Fred Astaire, a decade after Holiday Inn, is looking more alive and alert than ever, despite being in character as a has-been showman. He’s paired with (eventual love-interest, natch) young Cyd Charisse of Singin’ in the Rain by two enthusiastic show writers. They bring the project to an overbearing actor/director, but he turns their comedy into a dreary version of Faust, so after the investors have given up the writers reclaim the play and undo the director’s pretentious changes, touring to eventual acclaim. It’s all in fun.
Nanette Fabray (of not much else, but still alive, so there’s time) as a writer of the play holds her own in the singing and dancing scenes, but her comic foil partner Oscar Levant (a composer and pianist, also of An American In Paris and Humoresque) I found more hammy and grating. Maybe it was more his big clown face than his acting, but there’s something unpleasant about him. Jack Buchanan, as the director (who is good-natured enough to stay with the play after the rewrite), is far better here as a noisy, self-obsessed Orson Welles caricature than as the fey hero of Lubitsch’s Monte Carlo. The one scene with a major dancer who’s not one of our stars is when Astaire dances through an arcade with Leroy Daniels. It’s a wonderful dance, and even more wonderful that Daniels is apparently playing himself, known around Hollywood as a rhythmic shoe-shiner who had a hit country song written about him.

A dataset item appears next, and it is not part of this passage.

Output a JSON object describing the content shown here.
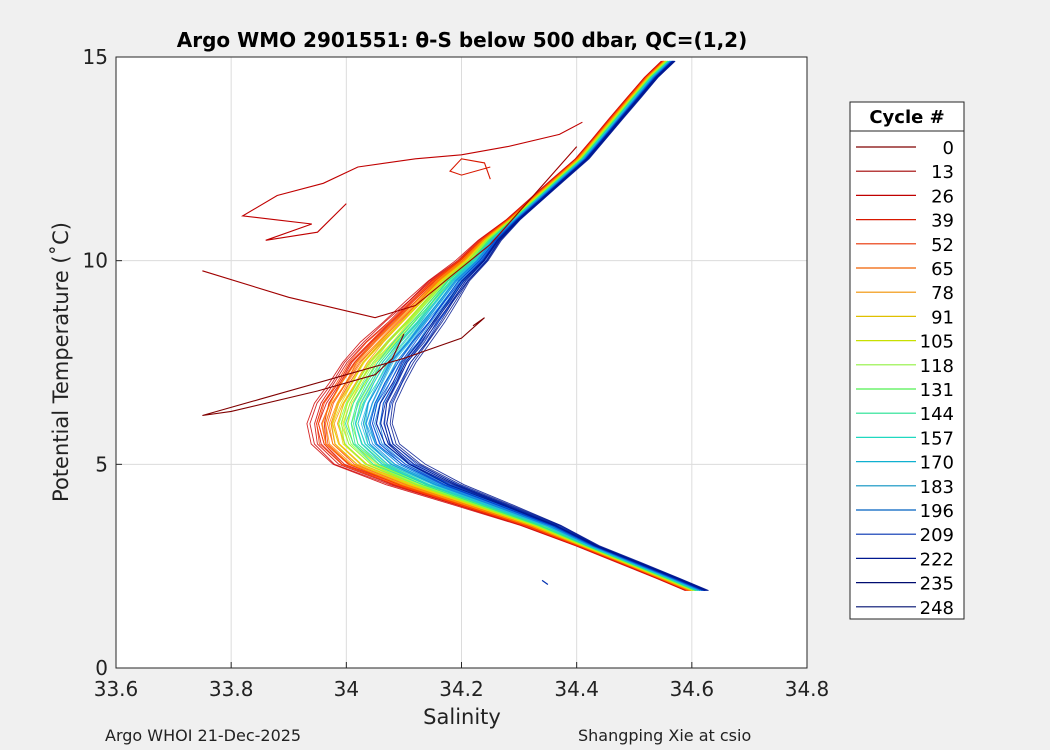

No Oscar nomination for the song “That’s Entertainment” – I guess it wasn’t considered an original song. I liked all the songs pretty well, though Katy notes they didn’t try to make any sort of unified sense out of them. We get Astaire and pals in baby clothes dancing on their knees to “Triplets,” country Nanette in “Louisiana Hayride,” and Cyd’s big-drama “New Sun in the Sky”. As the cast regains control of their play and starts to turn it back into an entertaining piece, these songs get added seemingly at random. It adds to the comedy that we never remotely see how these bits connect in the finished play.